Ask HN: How to mitigate DNS provider issues?
Everything appears to be back to normal for us right now, but this has definitely rattled us a bit. We've never had problems with Namecheap before. Admittedly, DNS / Nameserver routing is not something I have a lot of expertise in. Like many developers/ dev ops people, DNS is something I set once and mostly leave alone. I had not considered it a vector for failure.
Several question:
1) What are the best practices in mitigating something un-forseen like a DDOS attack on your DNS / Nameserver provider? It seems like redundancy is the only good option, since any provider we go with could get DDOS-ed. What are good redundancy setups?
2) I've heard people say 'don't do DNS with your registrar'. But I'm not clear on exactly why not. Are registrars just inherently worse at DNS & nameserving?

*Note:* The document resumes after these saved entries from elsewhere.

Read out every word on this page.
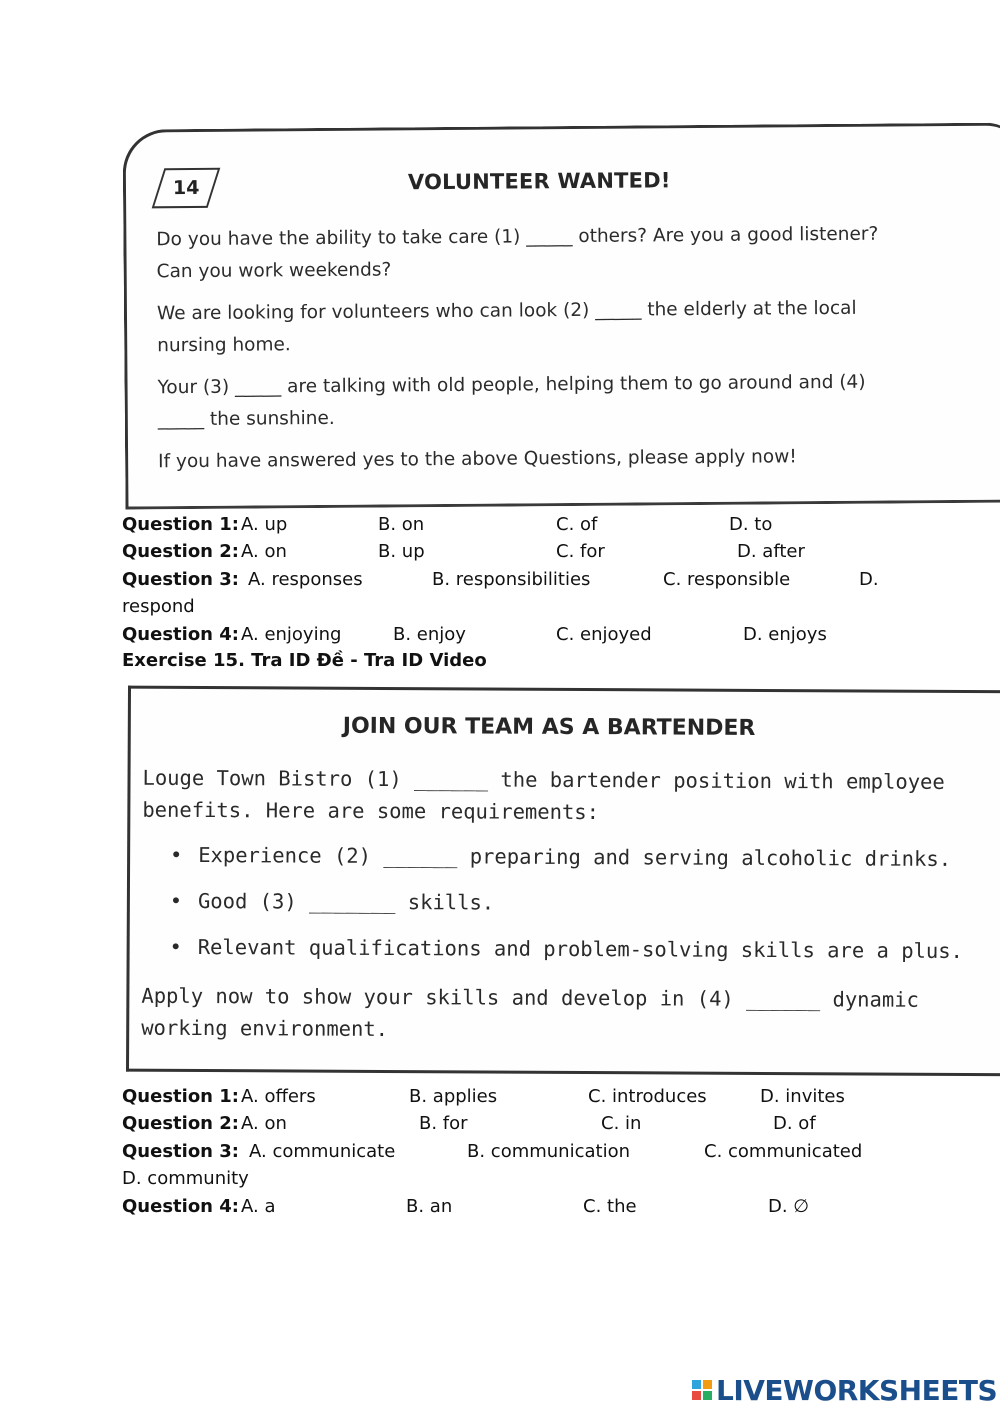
14	VOLUNTEER WANTED!
Do you have the ability to take care (1) _____ others? Are you a good listener?
Can you work weekends?
We are looking for volunteers who can look (2) _____ the elderly at the local
nursing home.
Your (3) _____ are talking with old people, helping them to go around and (4)
_____ the sunshine.
If you have answered yes to the above Questions, please apply now!
Question 1: A. up	B. on	C. of	D. to
Question 2: A. on	B. up	C. for	D. after
Question 3: A. responses	B. responsibilities	C. responsible	D.
respond
Question 4: A. enjoying	B. enjoy	C. enjoyed	D. enjoys
Exercise 15. Tra ID Đề - Tra ID Video
JOIN OUR TEAM AS A BARTENDER
Louge Town Bistro (1) ______ the bartender position with employee
benefits. Here are some requirements:
• Experience (2) ______ preparing and serving alcoholic drinks.
• Good (3) _______ skills.
• Relevant qualifications and problem-solving skills are a plus.
Apply now to show your skills and develop in (4) ______ dynamic
working environment.
Question 1: A. offers	B. applies	C. introduces	D. invites
Question 2: A. on	B. for	C. in	D. of
Question 3: A. communicate	B. communication	C. communicated
D. community
Question 4: A. a	B. an	C. the	D. ∅
LIVEWORKSHEETS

3) Out of curiosity, does anyone know why Namecheap was DDOS-ed? Was it just for the lolz?
8 comments
[ 0.26 ms ] story [ 33.1 ms ] threadI usually don't like to host DNS with the registrar because they tend to be kind of bad as far as flexibility. GoDaddy's DNS controls are pretty good, but I still tend to host my DNS elsewhere.
If that looks like overkill, you might consider this plan: http://www.dyndns.com/services/upgrades/
I'm using route53 from Amazon. It's dirt cheap and they no slouches when it comes to reliability. It's still relatively new though.
As for why Namecheap got hit, who knows. Could be a malicious attack on a site using the service, could be a prank. Maybe just for lolz. There's any number of reasons. Unless they release that info, I don't think you'll find a clear answer any time soon :-/.